Lula e seu governo: os principais articuladores dessa catástrofe
O governo criou, junto com órgãos mundiais do imperialismo, como a OIT (Organização Internacional do Trabalho), o Pacto Nacional pela Inclusão Produtiva das Juventudes. O plano é desenvolver, junto com as empresas e fundações empresariais, o ensino técnico-profissionalizante. Camilo Santana, ministro da educação, inclusive disse que a meta é chegar a 100% de matrículas no ensino técnico-profissionalizante, como acontece nos países ricos.
Mas se há prioridade no governo em relação a esse tipo de ensino, e acabaram de aprovar o Novo Ensino Médio, com um ataque brutal ao ensino técnico, e o governo comemorou a aprovação, que tipo de educação Lula defende? E mais: se o NEM significa adaptar a educação à precarização, ao subemprego e ao desemprego, que tipo de emprego e relação de trabalho o governo está implementando?

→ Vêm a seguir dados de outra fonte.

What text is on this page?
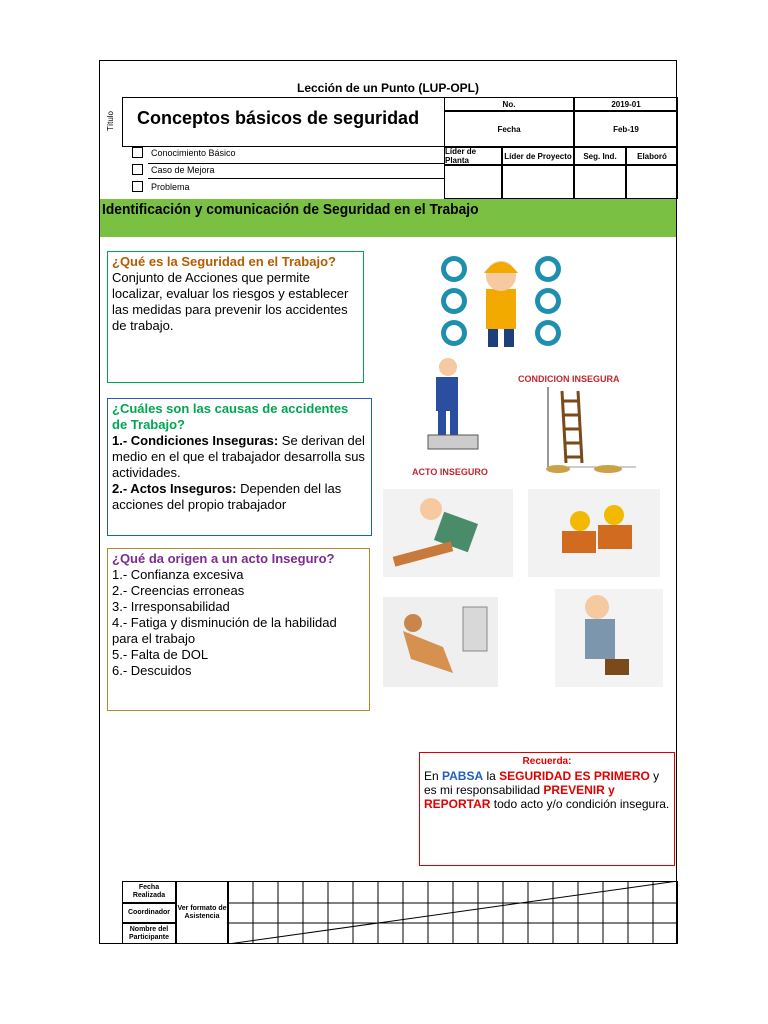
Lección de un Punto (LUP-OPL)
Título Conceptos básicos de seguridad
No.	2019-01
Fecha	Feb-19
Líder de Planta	Líder de Proyecto	Seg. Ind.	Elaboró
Conocimiento Básico
Caso de Mejora
Problema
Identificación y comunicación de Seguridad en el Trabajo
¿Qué es la Seguridad en el Trabajo?
Conjunto de Acciones que permite localizar, evaluar los riesgos y establecer las medidas para prevenir los accidentes de trabajo.
¿Cuáles son las causas de accidentes de Trabajo?
1.- Condiciones Inseguras: Se derivan del medio en el que el trabajador desarrolla sus actividades.
2.- Actos Inseguros: Dependen del las acciones del propio trabajador
¿Qué da origen a un acto Inseguro?
1.- Confianza excesiva
2.- Creencias erroneas
3.- Irresponsabilidad
4.- Fatiga y disminución de la habilidad para el trabajo
5.- Falta de DOL
6.- Descuidos
ACTO INSEGURO
CONDICION INSEGURA
Recuerda:
En PABSA la SEGURIDAD ES PRIMERO y es mi responsabilidad PREVENIR y REPORTAR todo acto y/o condición insegura.
Fecha Realizada
Coordinador
Nombre del Participante
Ver formato de Asistencia
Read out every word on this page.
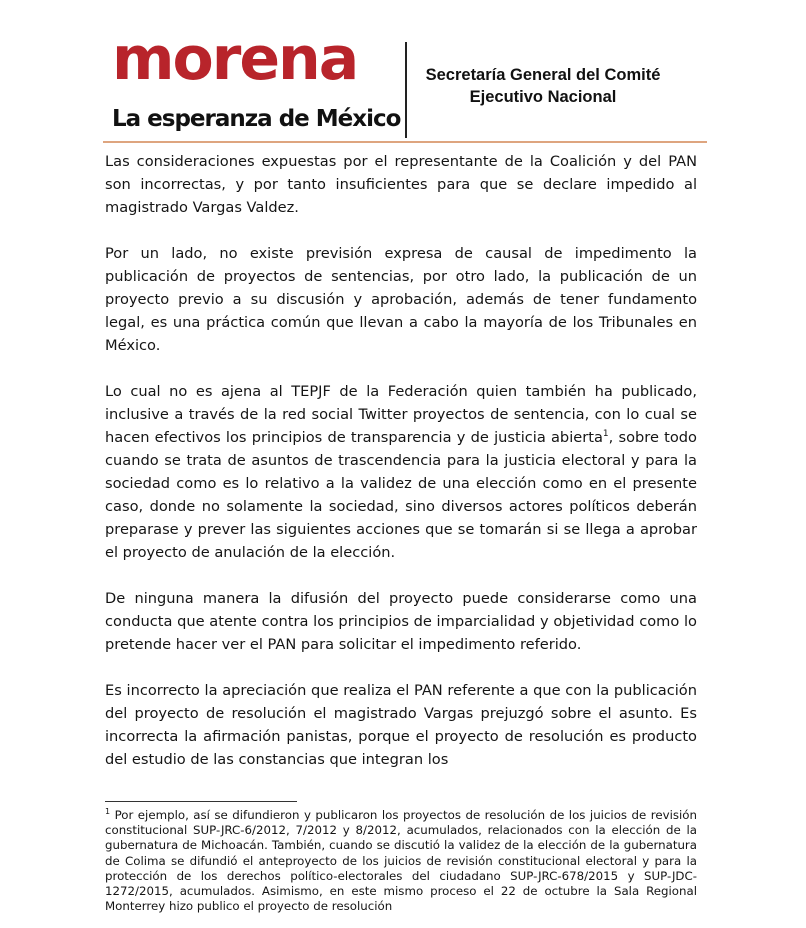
morena
La esperanza de México
Secretaría General del Comité
Ejecutivo Nacional

Las consideraciones expuestas por el representante de la Coalición y del PAN son incorrectas, y por tanto insuficientes para que se declare impedido al magistrado Vargas Valdez.

Por un lado, no existe previsión expresa de causal de impedimento la publicación de proyectos de sentencias, por otro lado, la publicación de un proyecto previo a su discusión y aprobación, además de tener fundamento legal, es una práctica común que llevan a cabo la mayoría de los Tribunales en México.

Lo cual no es ajena al TEPJF de la Federación quien también ha publicado, inclusive a través de la red social Twitter proyectos de sentencia, con lo cual se hacen efectivos los principios de transparencia y de justicia abierta$^1$, sobre todo cuando se trata de asuntos de trascendencia para la justicia electoral y para la sociedad como es lo relativo a la validez de una elección como en el presente caso, donde no solamente la sociedad, sino diversos actores políticos deberán preparase y prever las siguientes acciones que se tomarán si se llega a aprobar el proyecto de anulación de la elección.

De ninguna manera la difusión del proyecto puede considerarse como una conducta que atente contra los principios de imparcialidad y objetividad como lo pretende hacer ver el PAN para solicitar el impedimento referido.

Es incorrecto la apreciación que realiza el PAN referente a que con la publicación del proyecto de resolución el magistrado Vargas prejuzgó sobre el asunto. Es incorrecta la afirmación panistas, porque el proyecto de resolución es producto del estudio de las constancias que integran los

$^1$ Por ejemplo, así se difundieron y publicaron los proyectos de resolución de los juicios de revisión constitucional SUP-JRC-6/2012, 7/2012 y 8/2012, acumulados, relacionados con la elección de la gubernatura de Michoacán. También, cuando se discutió la validez de la elección de la gubernatura de Colima se difundió el anteproyecto de los juicios de revisión constitucional electoral y para la protección de los derechos político-electorales del ciudadano SUP-JRC-678/2015 y SUP-JDC-1272/2015, acumulados. Asimismo, en este mismo proceso el 22 de octubre la Sala Regional Monterrey hizo publico el proyecto de resolución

Para responder essa pergunta basta ver o recente projeto de lei dos trabalhadores de aplicativo proposto pelo governo, aprovado, e comemorado pela própria Ifood. Foi criada uma nova categoria de trabalho, que é o “entregador autônomo de aplicativo”. Isso vai na contramão de tudo que os entregadores de app que estiveram à frente das lutas de sua categoria sempre defenderam: o direito de serem reconhecidos como trabalhadores das empresas, e não como autônomos, porque senão as empresas podem se desresponsabilizar das condições de trabalho.
Como vemos, não apenas Lula não se opõem aos ataques à educação e ao emprego dos trabalhadores, mas é um dos principais articuladores e garantidores disso no país. E essas coisas todas fazem parte de um projeto de recolonização do país. Deixar as empresas virem aqui, entrar nas escolas e regular o trabalho dos jovens, nos submeter a graus absurdos de exploração, com a uberização e os novos contornos do trabalho por peça (receber pelo quanto de “peças” se produz, ou seja, pela quantidade que se trabalha), enquanto a burguesia segue ganhando rios de dinheiro.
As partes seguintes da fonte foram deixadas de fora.